Dear Andrew, a quick question as you have obviously read the paper in great detail. Surely as the Authors sequenced the genomes of Native American individuals, they would have missed a lot of the genetic diversity that was lost post European contact? Estimates of the catastrophic affect, in terms of percentage population loss vary, but couldn't this loss have affected their estimate? If the genetic diversity in the Americas wasn't fully sampled doesn't this invalidate their findings? NeilB

andrew said...

Effective population size is a popular thing to study with whole genomes because even if you have only a small sample size (this one involved about a dozen samples), you can get quite accurate results because each SNP in the genome is a different N in the sample size although you have to adjust for the fact that adjacent SNPs are not fully independent from each other although their correlation is very exactly known based on linkage disequilibrium principles. The methods used in this paper are particularly well tuned to samples involving only a small number of individuals.

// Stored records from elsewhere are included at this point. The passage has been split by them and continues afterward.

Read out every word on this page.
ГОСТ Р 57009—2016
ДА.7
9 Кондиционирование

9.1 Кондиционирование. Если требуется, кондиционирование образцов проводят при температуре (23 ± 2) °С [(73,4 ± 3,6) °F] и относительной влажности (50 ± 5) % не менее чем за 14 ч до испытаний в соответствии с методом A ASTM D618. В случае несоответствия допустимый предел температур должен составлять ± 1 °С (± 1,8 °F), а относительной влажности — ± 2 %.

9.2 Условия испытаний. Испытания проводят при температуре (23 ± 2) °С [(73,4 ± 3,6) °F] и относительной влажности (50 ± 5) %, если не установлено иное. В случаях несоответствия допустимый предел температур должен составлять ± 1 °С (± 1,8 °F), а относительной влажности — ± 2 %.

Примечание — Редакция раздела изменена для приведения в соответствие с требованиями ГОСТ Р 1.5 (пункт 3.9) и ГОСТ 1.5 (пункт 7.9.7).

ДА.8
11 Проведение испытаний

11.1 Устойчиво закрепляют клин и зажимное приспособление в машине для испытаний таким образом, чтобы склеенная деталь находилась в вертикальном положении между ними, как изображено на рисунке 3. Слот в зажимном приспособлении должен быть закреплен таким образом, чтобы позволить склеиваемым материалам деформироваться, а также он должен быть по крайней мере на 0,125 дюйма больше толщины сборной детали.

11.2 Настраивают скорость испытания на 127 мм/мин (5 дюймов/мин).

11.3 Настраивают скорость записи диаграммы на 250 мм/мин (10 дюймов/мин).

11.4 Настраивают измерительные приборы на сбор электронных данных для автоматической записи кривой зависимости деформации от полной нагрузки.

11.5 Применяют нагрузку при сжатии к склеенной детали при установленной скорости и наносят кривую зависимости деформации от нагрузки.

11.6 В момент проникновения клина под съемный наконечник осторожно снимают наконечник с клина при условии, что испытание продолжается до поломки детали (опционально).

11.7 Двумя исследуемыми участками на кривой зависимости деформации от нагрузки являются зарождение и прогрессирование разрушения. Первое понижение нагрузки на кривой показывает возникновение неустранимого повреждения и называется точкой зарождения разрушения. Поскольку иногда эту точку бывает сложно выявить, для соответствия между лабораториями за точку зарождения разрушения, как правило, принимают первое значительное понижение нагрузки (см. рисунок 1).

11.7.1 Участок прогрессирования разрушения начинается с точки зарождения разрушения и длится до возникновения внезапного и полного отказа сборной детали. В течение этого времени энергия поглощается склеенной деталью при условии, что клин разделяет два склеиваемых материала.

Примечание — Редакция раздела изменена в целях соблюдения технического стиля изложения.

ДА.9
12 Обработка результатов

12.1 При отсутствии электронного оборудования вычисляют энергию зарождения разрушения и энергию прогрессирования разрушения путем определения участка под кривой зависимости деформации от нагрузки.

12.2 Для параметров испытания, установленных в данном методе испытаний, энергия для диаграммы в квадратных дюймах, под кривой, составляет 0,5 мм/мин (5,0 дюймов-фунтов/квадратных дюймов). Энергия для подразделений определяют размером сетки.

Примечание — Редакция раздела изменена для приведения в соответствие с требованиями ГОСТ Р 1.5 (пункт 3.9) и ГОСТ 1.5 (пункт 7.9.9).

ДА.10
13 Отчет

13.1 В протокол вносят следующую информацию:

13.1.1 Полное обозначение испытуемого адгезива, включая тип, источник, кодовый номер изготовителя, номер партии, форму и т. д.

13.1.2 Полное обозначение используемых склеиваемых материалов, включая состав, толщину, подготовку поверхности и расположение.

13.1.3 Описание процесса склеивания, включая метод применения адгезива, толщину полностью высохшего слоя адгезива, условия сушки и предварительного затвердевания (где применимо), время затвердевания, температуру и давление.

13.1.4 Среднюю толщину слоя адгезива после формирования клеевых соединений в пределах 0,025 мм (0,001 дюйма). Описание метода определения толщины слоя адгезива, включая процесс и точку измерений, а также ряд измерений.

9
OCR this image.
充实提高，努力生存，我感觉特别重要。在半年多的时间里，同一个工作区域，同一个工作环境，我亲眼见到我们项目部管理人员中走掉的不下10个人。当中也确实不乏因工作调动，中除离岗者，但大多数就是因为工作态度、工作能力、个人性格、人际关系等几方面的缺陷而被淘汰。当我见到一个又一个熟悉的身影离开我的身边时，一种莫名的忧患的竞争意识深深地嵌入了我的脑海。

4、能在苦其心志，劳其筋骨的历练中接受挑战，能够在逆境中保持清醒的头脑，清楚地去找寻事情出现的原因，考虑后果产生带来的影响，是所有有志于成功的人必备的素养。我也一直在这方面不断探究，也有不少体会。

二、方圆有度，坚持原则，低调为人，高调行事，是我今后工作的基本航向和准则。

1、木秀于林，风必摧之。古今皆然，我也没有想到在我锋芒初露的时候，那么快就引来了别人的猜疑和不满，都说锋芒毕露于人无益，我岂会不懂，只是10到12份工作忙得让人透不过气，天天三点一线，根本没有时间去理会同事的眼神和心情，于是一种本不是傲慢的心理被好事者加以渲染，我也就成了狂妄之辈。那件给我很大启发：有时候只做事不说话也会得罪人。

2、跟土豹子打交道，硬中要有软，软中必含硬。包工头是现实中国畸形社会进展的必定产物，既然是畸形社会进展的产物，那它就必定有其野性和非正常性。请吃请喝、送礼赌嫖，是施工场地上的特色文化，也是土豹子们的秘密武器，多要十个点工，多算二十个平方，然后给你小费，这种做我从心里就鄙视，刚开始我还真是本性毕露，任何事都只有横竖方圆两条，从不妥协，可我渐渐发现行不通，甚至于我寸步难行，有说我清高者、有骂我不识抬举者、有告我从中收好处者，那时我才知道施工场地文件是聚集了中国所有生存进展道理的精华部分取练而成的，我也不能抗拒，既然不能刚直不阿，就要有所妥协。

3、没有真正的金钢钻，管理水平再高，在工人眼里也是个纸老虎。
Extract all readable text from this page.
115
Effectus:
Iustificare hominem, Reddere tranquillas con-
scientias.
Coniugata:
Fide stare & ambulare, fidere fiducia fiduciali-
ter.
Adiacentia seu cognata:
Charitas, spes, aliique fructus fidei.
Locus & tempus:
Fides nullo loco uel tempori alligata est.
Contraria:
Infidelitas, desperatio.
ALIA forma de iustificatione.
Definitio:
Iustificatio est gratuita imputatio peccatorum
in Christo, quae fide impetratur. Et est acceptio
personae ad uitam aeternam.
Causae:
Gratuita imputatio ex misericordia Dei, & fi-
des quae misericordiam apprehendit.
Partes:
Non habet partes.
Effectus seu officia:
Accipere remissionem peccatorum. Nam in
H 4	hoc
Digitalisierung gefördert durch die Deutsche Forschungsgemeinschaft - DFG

These results a very robust over bottlenecks comparable to the catastrophe experienced by Native Americans in the post-Columbian era, and the non-random sample is diverse enough to address most of the worst biases that could arise from population structure. Basically, the mixing that would have taken place in the first 14,000 years should be thorough enough to cause most variants to be extremely widespread prior to the bottlenecks of ca. 500 years ago. And, no large regional populations were entirely exterminated in those catastrophic events. Even a loss of 99% of a sub-population of hundreds of thousands of people from a total population of ca. 3M+ does almost nothing to remove the variants found in the surviving population except a handful of disease resistance genes that were positively selected for in some hard sweeps which are a tiny part of the total genome. If 99.999% of the population of say, Native Americans from the U.S. Southwest died, that could reduce effective population size, however.

It also helps that some of the individuals, IIRC, are pre-Columbian ancient DNA, pre-catastrophe.

Sampling just one individual in a population that has even modest admixture with neighboring populations (the rule of thumb is one individual per generation exchanged) should suffice to cover both populations.

Also, since the goal is merely to capture the founding population of the Americas, Na-Dene and Inuit populations and all post-Columbian migrants are excluded by definition, so lack of inclusion of those populations in a sample doesn't matter.

The biggest concern which would be a problem and underestimate diversity is that an almost completely genetically isolated population that is not descended from any of the other sampled populations and is genetically distinctive is entirely omitted from the sample. But, in the places where it is possible that a population has been almost completely genetically isolated for many thousands of years, mostly in South America, we can mostly be comfortable that serial founder effects mean that their genomes are a subset of other populations in the sample. A few Amazonian populations in the far NW of that river basin who appear to have "Paleo-Asian" ancestry are petty much the only population that could fit that profile and I think that there is one sample from one of those populations in the overall sample that solves that issue.

The proof is in the pudding. The result of the paper is of the same order of magnitude of similar estimates made by other methods and is actually a larger potential population size than other recent estimates made using different methods as described in the literature review, some of which actually had larger samples in terms of number of individuals but used the available data from each individual less efficiently. The extreme lack of uniparental marker diversity in Native Americans when extrapolated back 14,000 years corroborates these conclusions, for example.